DoNotPay Offers $1M for Its AI to Argue Before Supreme Court

https://gizmodo.com/donotpay-ai-offer-lawyer-1-million-supreme-court-airpod-1849964761

AI弁護士の作成を目指すのは、AIによる対話型の法律相談サービスを開発する「DoNotPay」です。DoNotPayは「世界初のロボット弁護士」と呼ばれており、駐車違反切符の取り消しの訴えや離婚調停合意書の作成補助などを弁護士の代わりに行ってくれます。2016年には、サービス開始から21カ月で25万件の駐車違反取り消しの訴えを受領し、そのうち16万件で訴えを認めさせることに成功したと伝えられています。

この経験を基に、DoNotPayのCEOであるジョシュア・ブラウダー氏は今後アメリカの最高裁判所で行われる予定の裁判にDoNotPayを参加させることを表明しました。実際に出廷するのは人間の弁護士ですが、弁護士はAirPodsを装着し、DoNotPayが行う主張を繰り返すだけとのこと。ブラウダー氏は「実現のためには100万ドル(約1億3000万円)支払ってもいい」と豪語しています。





テクノロジー系メディアのGizmodoはこの主張に懐疑的な見方を示しており、「最高裁での弁論と交通違反の取り締まりは明らかに全く異なるものです。裁判所のウェブサイトによると会期中の最高裁判所への電子機器の持ち込みは禁止されているため、技術的な観点からAirPodsが最高裁で認められるかどうかは不明です」と意見しました。

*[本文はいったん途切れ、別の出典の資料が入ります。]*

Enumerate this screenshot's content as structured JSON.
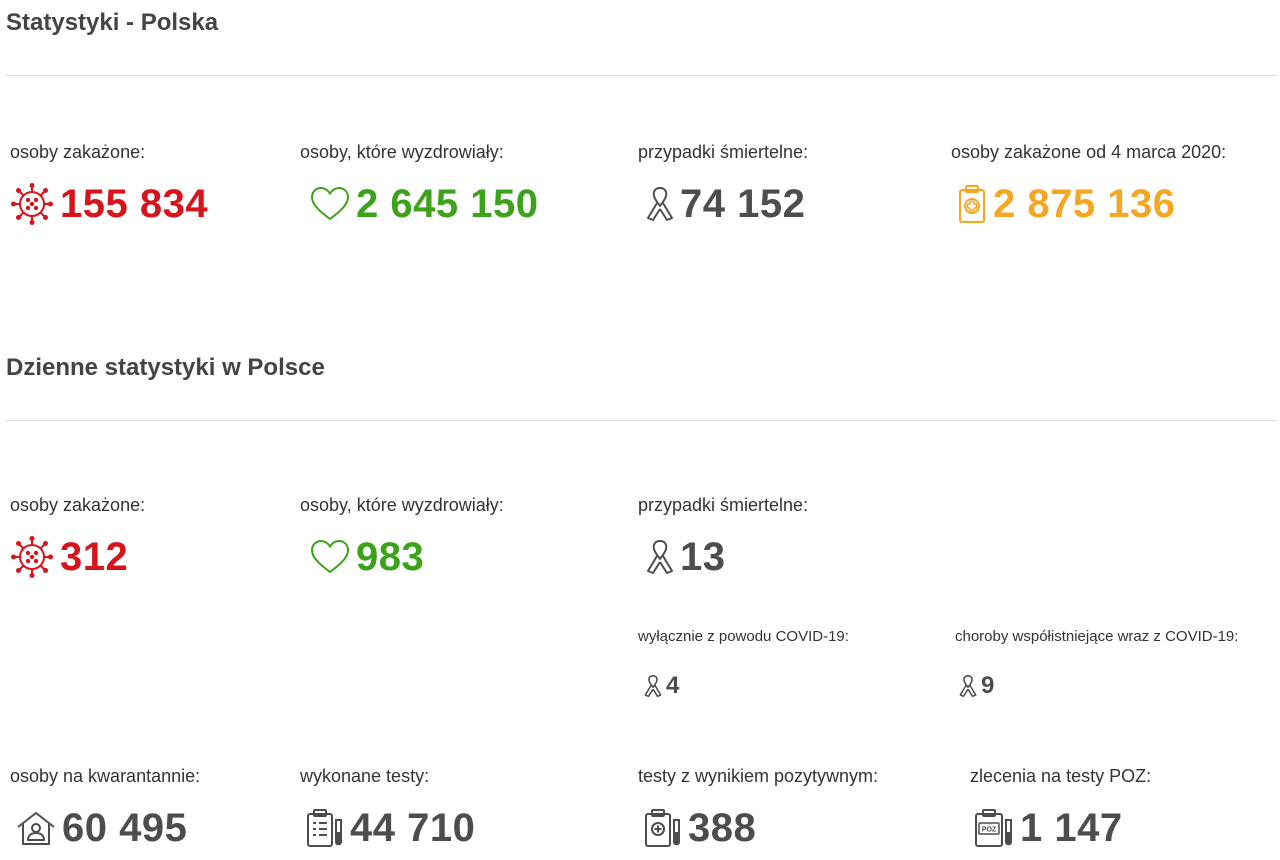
{
  "colors": {
    "infected": "#d6141c",
    "recovered": "#3ca21a",
    "deaths": "#4d4d4d",
    "total": "#f5a623"
  },
  "poland": {
    "title": "Statystyki - Polska",
    "infected": {
      "label": "osoby zakażone:",
      "value": "155 834",
      "icon": "virus-icon"
    },
    "recovered": {
      "label": "osoby, które wyzdrowiały:",
      "value": "2 645 150",
      "icon": "heart-icon"
    },
    "deaths": {
      "label": "przypadki śmiertelne:",
      "value": "74 152",
      "icon": "ribbon-icon"
    },
    "total": {
      "label": "osoby zakażone od 4 marca 2020:",
      "value": "2 875 136",
      "icon": "clipboard-medical-icon"
    }
  },
  "daily": {
    "title": "Dzienne statystyki w Polsce",
    "infected": {
      "label": "osoby zakażone:",
      "value": "312",
      "icon": "virus-icon"
    },
    "recovered": {
      "label": "osoby, które wyzdrowiały:",
      "value": "983",
      "icon": "heart-icon"
    },
    "deaths": {
      "label": "przypadki śmiertelne:",
      "value": "13",
      "icon": "ribbon-icon"
    },
    "deaths_covid_only": {
      "label": "wyłącznie z powodu COVID-19:",
      "value": "4",
      "icon": "ribbon-icon"
    },
    "deaths_comorbid": {
      "label": "choroby współistniejące wraz z COVID-19:",
      "value": "9",
      "icon": "ribbon-icon"
    },
    "quarantine": {
      "label": "osoby na kwarantannie:",
      "value": "60 495",
      "icon": "house-person-icon"
    },
    "tests": {
      "label": "wykonane testy:",
      "value": "44 710",
      "icon": "test-clipboard-icon"
    },
    "positive_tests": {
      "label": "testy z wynikiem pozytywnym:",
      "value": "388",
      "icon": "positive-test-icon"
    },
    "poz_orders": {
      "label": "zlecenia na testy POZ:",
      "value": "1 147",
      "icon": "poz-test-icon",
      "badge": "POZ"
    }
  }
}
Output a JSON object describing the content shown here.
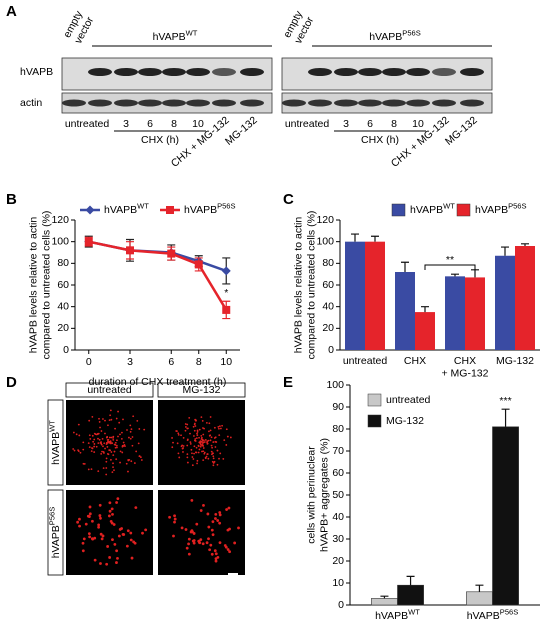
{
  "panel_labels": [
    "A",
    "B",
    "C",
    "D",
    "E"
  ],
  "panel_a": {
    "empty_vector": [
      "empty",
      "vector"
    ],
    "groups": [
      {
        "base": "hVAPB",
        "sup": "WT"
      },
      {
        "base": "hVAPB",
        "sup": "P56S"
      }
    ],
    "rows": [
      "hVAPB",
      "actin"
    ],
    "lanes": [
      "untreated",
      "3",
      "6",
      "8",
      "10",
      "CHX + MG-132",
      "MG-132"
    ],
    "chx_label": "CHX (h)"
  },
  "panel_d": {
    "columns": [
      "untreated",
      "MG-132"
    ],
    "rows": [
      {
        "base": "hVAPB",
        "sup": "WT"
      },
      {
        "base": "hVAPB",
        "sup": "P56S"
      }
    ]
  },
  "chart_data": [
    {
      "type": "line",
      "xlabel": "duration of CHX treatment (h)",
      "ylabel": [
        "hVAPB levels relative to actin",
        "compared to untreated cells (%)"
      ],
      "x": [
        0,
        3,
        6,
        8,
        10
      ],
      "xlim": [
        -1,
        11
      ],
      "xticks": [
        0,
        3,
        6,
        8,
        10
      ],
      "ylim": [
        0,
        120
      ],
      "yticks": [
        0,
        20,
        40,
        60,
        80,
        100,
        120
      ],
      "series": [
        {
          "name": {
            "base": "hVAPB",
            "sup": "WT"
          },
          "color": "#3a4ba3",
          "marker": "diamond",
          "values": [
            100,
            92,
            90,
            82,
            73
          ],
          "errors": [
            5,
            10,
            7,
            5,
            12
          ]
        },
        {
          "name": {
            "base": "hVAPB",
            "sup": "P56S"
          },
          "color": "#e5242b",
          "marker": "square",
          "values": [
            100,
            92,
            89,
            79,
            37
          ],
          "errors": [
            4,
            8,
            6,
            6,
            8
          ]
        }
      ],
      "annotation": "*"
    },
    {
      "type": "bar",
      "ylabel": [
        "hVAPB levels relative to actin",
        "compared to untreated cells (%)"
      ],
      "categories": [
        [
          "untreated"
        ],
        [
          "CHX"
        ],
        [
          "CHX",
          "+ MG-132"
        ],
        [
          "MG-132"
        ]
      ],
      "ylim": [
        0,
        120
      ],
      "yticks": [
        0,
        20,
        40,
        60,
        80,
        100,
        120
      ],
      "series": [
        {
          "name": {
            "base": "hVAPB",
            "sup": "WT"
          },
          "color": "#3a4ba3",
          "values": [
            100,
            72,
            68,
            87
          ],
          "errors": [
            7,
            9,
            2,
            8
          ]
        },
        {
          "name": {
            "base": "hVAPB",
            "sup": "P56S"
          },
          "color": "#e5242b",
          "values": [
            100,
            35,
            67,
            96
          ],
          "errors": [
            5,
            5,
            7,
            2
          ]
        }
      ],
      "annotation": "**"
    },
    {
      "type": "bar",
      "ylabel": [
        "cells with perinuclear",
        "hVAPB+ aggregates (%)"
      ],
      "categories": [
        {
          "base": "hVAPB",
          "sup": "WT"
        },
        {
          "base": "hVAPB",
          "sup": "P56S"
        }
      ],
      "ylim": [
        0,
        100
      ],
      "yticks": [
        0,
        10,
        20,
        30,
        40,
        50,
        60,
        70,
        80,
        90,
        100
      ],
      "series": [
        {
          "name": "untreated",
          "color": "#c8c8c8",
          "values": [
            3,
            6
          ],
          "errors": [
            1,
            3
          ]
        },
        {
          "name": "MG-132",
          "color": "#111111",
          "values": [
            9,
            81
          ],
          "errors": [
            4,
            8
          ]
        }
      ],
      "annotation": "***"
    }
  ]
}
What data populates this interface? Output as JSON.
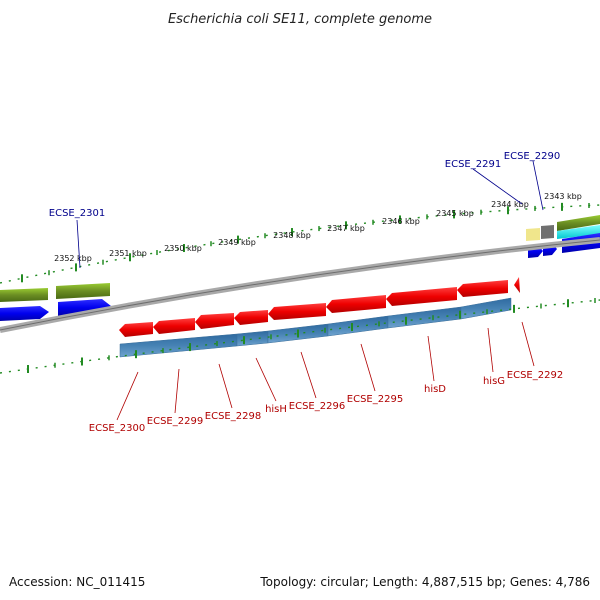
{
  "title": "Escherichia coli SE11, complete genome",
  "footer": {
    "accession": "Accession: NC_011415",
    "summary": "Topology: circular; Length: 4,887,515 bp; Genes: 4,786"
  },
  "colors": {
    "forward_gene": "#0000ee",
    "forward_cds": "#6b8e23",
    "reverse_gene": "#ee0000",
    "reverse_cds": "#4682b4",
    "backbone": "#808080",
    "ticks": "#228b22",
    "label_forward": "#00008b",
    "label_reverse": "#b00000"
  },
  "tick_labels": [
    "2352 kbp",
    "2351 kbp",
    "2350 kbp",
    "2349 kbp",
    "2348 kbp",
    "2347 kbp",
    "2346 kbp",
    "2345 kbp",
    "2344 kbp",
    "2343 kbp"
  ],
  "forward_labels": [
    "ECSE_2301",
    "ECSE_2291",
    "ECSE_2290"
  ],
  "reverse_labels": [
    "ECSE_2300",
    "ECSE_2299",
    "ECSE_2298",
    "hisH",
    "ECSE_2296",
    "ECSE_2295",
    "hisD",
    "hisG",
    "ECSE_2292"
  ]
}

これに反論するように、ブラウダー氏は「合理的な便宜を図るために裁判所の電子機器ポリシーを免除することができるアクセシビリティルールがあります」とGizmodoに伝え、「最高裁の訴訟で提携することに興味を持つ弁護士からは連絡がありませんでしたが、連邦裁判所と控訴裁判所の訴訟に関わる複数の弁護士からは非常に真剣な申し出を受けました。人々が自分の法的権利にアクセスするためにテクノロジーを利用することは重要だと思います。この試みを行うことで、法廷でのAIを認めるという重要なメッセージを送ることになります」と語ったそうです。